2014年11月10日
『嬉しうて、そして』 城山三郎著 文芸春秋 1429円+税
城山三郎は、2007年に亡くなっている。城山三郎著となっているが、遺族が編集して出版したものだ。城山の生い立ちから亡くなるまでの様子が、巻末に年譜があるのでよくわかる。終戦間際だったが、海軍に志願して入っている。この経験が、作家になった動機の一つになっている。
作家になる人と言うのは、読書量が多いのは、当然としても、資料集めのための取材も半端ではないと思った。城山三郎と同じ年に生まれた吉村昭とも友人のようだが、取材をした後に作品を書くという点については、共通している。二人の作品は、結構たくさん読んでいる。

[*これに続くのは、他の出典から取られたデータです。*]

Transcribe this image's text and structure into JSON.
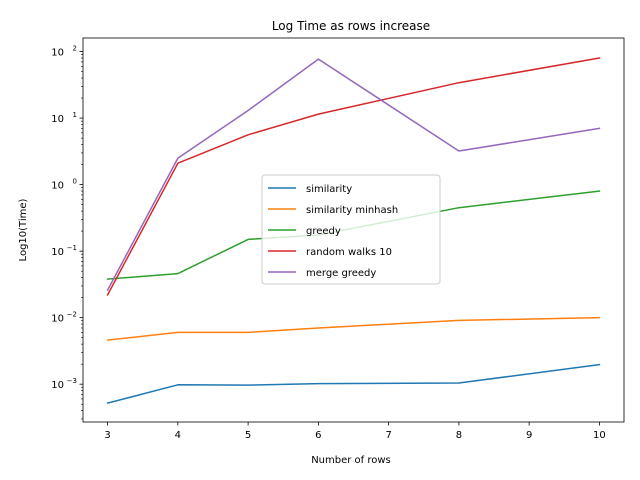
{
  "chart_data": {
    "type": "line",
    "title": "Log Time as rows increase",
    "xlabel": "Number of rows",
    "ylabel": "Log10(Time)",
    "yscale": "log",
    "xlim": [
      2.65,
      10.35
    ],
    "ylim": [
      0.00027,
      160
    ],
    "x_ticks": [
      "3",
      "4",
      "5",
      "6",
      "7",
      "8",
      "9",
      "10"
    ],
    "y_ticks": [
      {
        "value": 0.001,
        "base": "10",
        "exp": "−3"
      },
      {
        "value": 0.01,
        "base": "10",
        "exp": "−2"
      },
      {
        "value": 0.1,
        "base": "10",
        "exp": "−1"
      },
      {
        "value": 1,
        "base": "10",
        "exp": "0"
      },
      {
        "value": 10,
        "base": "10",
        "exp": "1"
      },
      {
        "value": 100,
        "base": "10",
        "exp": "2"
      }
    ],
    "x": [
      3,
      4,
      5,
      6,
      8,
      10
    ],
    "series": [
      {
        "name": "similarity",
        "color": "#1f77b4",
        "values": [
          0.00052,
          0.00098,
          0.00097,
          0.00102,
          0.00104,
          0.00197
        ]
      },
      {
        "name": "similarity minhash",
        "color": "#ff7f0e",
        "values": [
          0.0046,
          0.006,
          0.006,
          0.007,
          0.0091,
          0.01
        ]
      },
      {
        "name": "greedy",
        "color": "#2ca02c",
        "values": [
          0.038,
          0.046,
          0.15,
          0.175,
          0.45,
          0.8
        ]
      },
      {
        "name": "random walks 10",
        "color": "#d62728",
        "values": [
          0.022,
          2.1,
          5.6,
          11.5,
          34,
          80
        ]
      },
      {
        "name": "merge greedy",
        "color": "#9467bd",
        "values": [
          0.026,
          2.5,
          13,
          77,
          3.2,
          7
        ]
      }
    ],
    "legend_position": "center-right"
  }
}
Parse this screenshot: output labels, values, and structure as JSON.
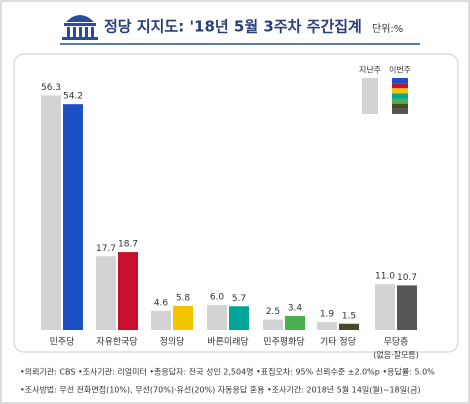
{
  "chart_data": {
    "type": "bar",
    "title": "정당 지지도: '18년 5월 3주차 주간집계",
    "subtitle": "단위:%",
    "categories": [
      "민주당",
      "자유한국당",
      "정의당",
      "바른미래당",
      "민주평화당",
      "기타 정당",
      "무당층"
    ],
    "annotations": [
      "(없음·잘모름)"
    ],
    "series": [
      {
        "name": "지난주",
        "color": "#d3d3d3",
        "values": [
          56.3,
          17.7,
          4.6,
          6.0,
          2.5,
          1.9,
          11.0
        ],
        "value_labels": [
          "56.3",
          "17.7",
          "4.6",
          "6.0",
          "2.5",
          "1.9",
          "11.0"
        ]
      },
      {
        "name": "이번주",
        "colors": [
          "#1d4fc4",
          "#c8102e",
          "#f2c500",
          "#00a59c",
          "#4caf50",
          "#4a4a2a",
          "#555555"
        ],
        "values": [
          54.2,
          18.7,
          5.8,
          5.7,
          3.4,
          1.5,
          10.7
        ]
      }
    ],
    "ylim": [
      0,
      60
    ],
    "notes": [
      "•의뢰기관: CBS •조사기관: 리얼미터 •총응답자: 전국 성인 2,504명 •표집오차: 95% 신뢰수준 ±2.0%p •응답률: 5.0%",
      "•조사방법: 무선 전화면접(10%), 무선(70%)·유선(20%) 자동응답 혼용 •조사기간: 2018년 5월 14일(월)~18일(금)"
    ]
  }
}
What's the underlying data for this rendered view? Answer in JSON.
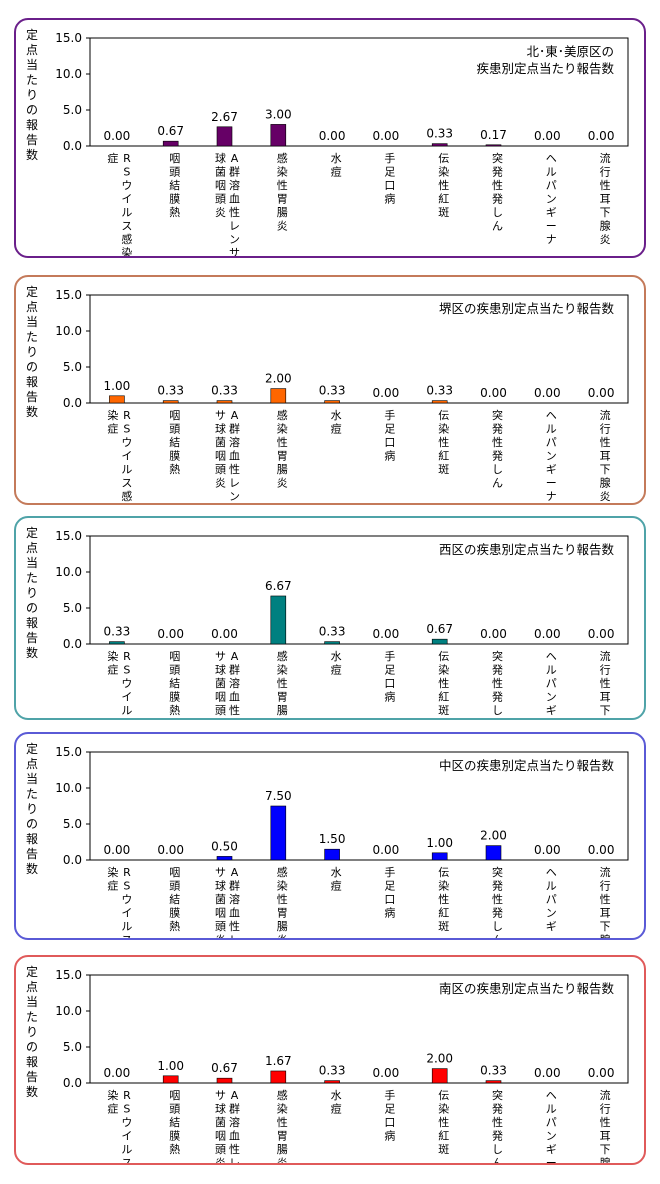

城山三郎は、戦後の経済界をリードしたリーダーを描いているが、公を優先して私欲が少ない人物ということで共通している。それに、作家仲間と積極的に交流していない。社交的でなかったということではないが、自分の領分を良く知っていた作家だったのだろう。晩年妻に先立たれたが、子どの世話は受けていたらしい。その娘があとがきを書いている。単行本の帯には、「自分のやるべきことはやり遂げた。この一言を残して世を去りたい」と書いてある。